2) Rumer – “Here Comes the Sun.”
3) Stephen Stills – “Thoroughfare Gap.”
4) Linda Ronstadt with James Taylor – “I Think It’s Gonna Work Out Fine.”
5) Stone Foundation with Paul Weller – “Your Balloon Is Rising.”
And two bonus tracks…
6) Harriet – “You Get What You Give.”
7) Bruce Springsteen – “The Promised Land.”
This is nearly the worst possible ending to a very trying year, my friend. I feel for you. 2019 just has to be better.
For what it’s worth, this is my worst (and so far only) relocation horror story:
When my Dad was transferred from Illinois to Arizona in 1981, the on-base housing we were promised was somehow unavailable when we rolled into town so we spent our first 30 days and nights living at a rundown campground behind a busy truck stop just off I-10 nearly a mile outside of city limits.
I slept on bunkbed cot below my sister while our parents slept on an air mattress beside us in a very small tent. Fortunately, it was late Summer and temps were warm at night but it was no joy. I spent most nights after dinner and homework, lying on the bench or even up on the picnic table itself with my Walkman-knockoff playing the only three tapes I had: Journey’s Escape, Hall & Oates’ Private Eyes, and Moody Blues’ Long Distance Voyager while staring up at the stars, wishing and praying for something better.

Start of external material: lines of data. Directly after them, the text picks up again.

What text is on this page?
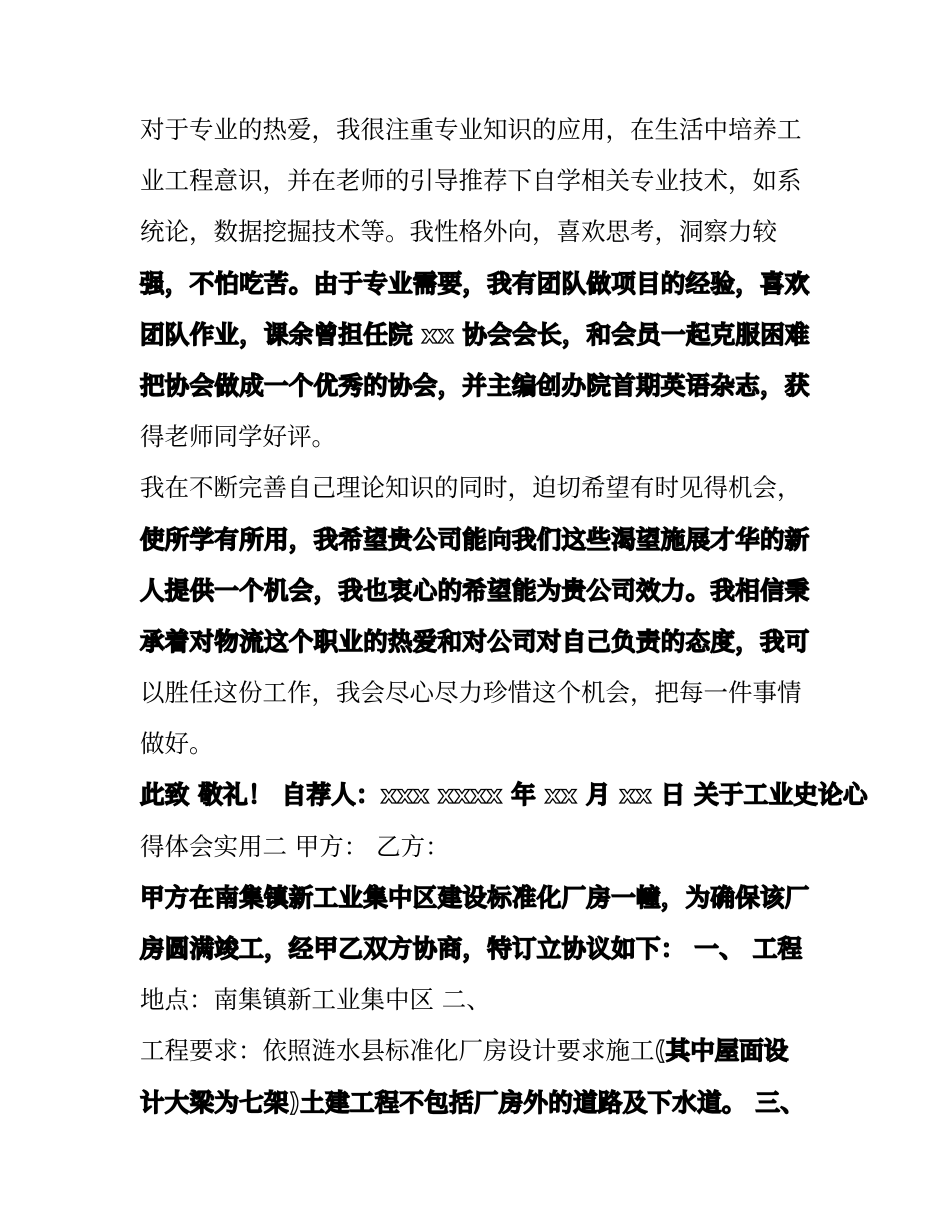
对于专业的热爱，我很注重专业知识的应用，在生活中培养工
业工程意识，并在老师的引导推荐下自学相关专业技术，如系
统论，数据挖掘技术等。我性格外向，喜欢思考，洞察力较
强，不怕吃苦。由于专业需要，我有团队做项目的经验，喜欢
团队作业，课余曾担任院 xx 协会会长，和会员一起克服困难
把协会做成一个优秀的协会，并主编创办院首期英语杂志，获
得老师同学好评。
我在不断完善自己理论知识的同时，迫切希望有时见得机会，
使所学有所用，我希望贵公司能向我们这些渴望施展才华的新
人提供一个机会，我也衷心的希望能为贵公司效力。我相信秉
承着对物流这个职业的热爱和对公司对自己负责的态度，我可
以胜任这份工作，我会尽心尽力珍惜这个机会，把每一件事情
做好。
此致 敬礼！ 自荐人：xxx xxxx 年 xx 月 xx 日 关于工业史论心
得体会实用二 甲方： 乙方：
甲方在南集镇新工业集中区建设标准化厂房一幢，为确保该厂
房圆满竣工，经甲乙双方协商，特订立协议如下： 一、 工程
地点：南集镇新工业集中区 二、
工程要求：依照涟水县标准化厂房设计要求施工(其中屋面设
计大梁为七架)土建工程不包括厂房外的道路及下水道。 三、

They alone were the highlights of my month-long internment at the age of 15. More than twice in the 37 years since then I’ve driven by that patch of desert and, in the shroud of darkness, pissed on the wall in remembrance.
While obviously not of the same cloth as the selections you featured, Howard Jones “Things Can Only Get Better” (too obvious, I know) and Marley’s “Three Little Birds” (“every little thing gonna be alright” is a soothing balm) are playing in my head after reading your post.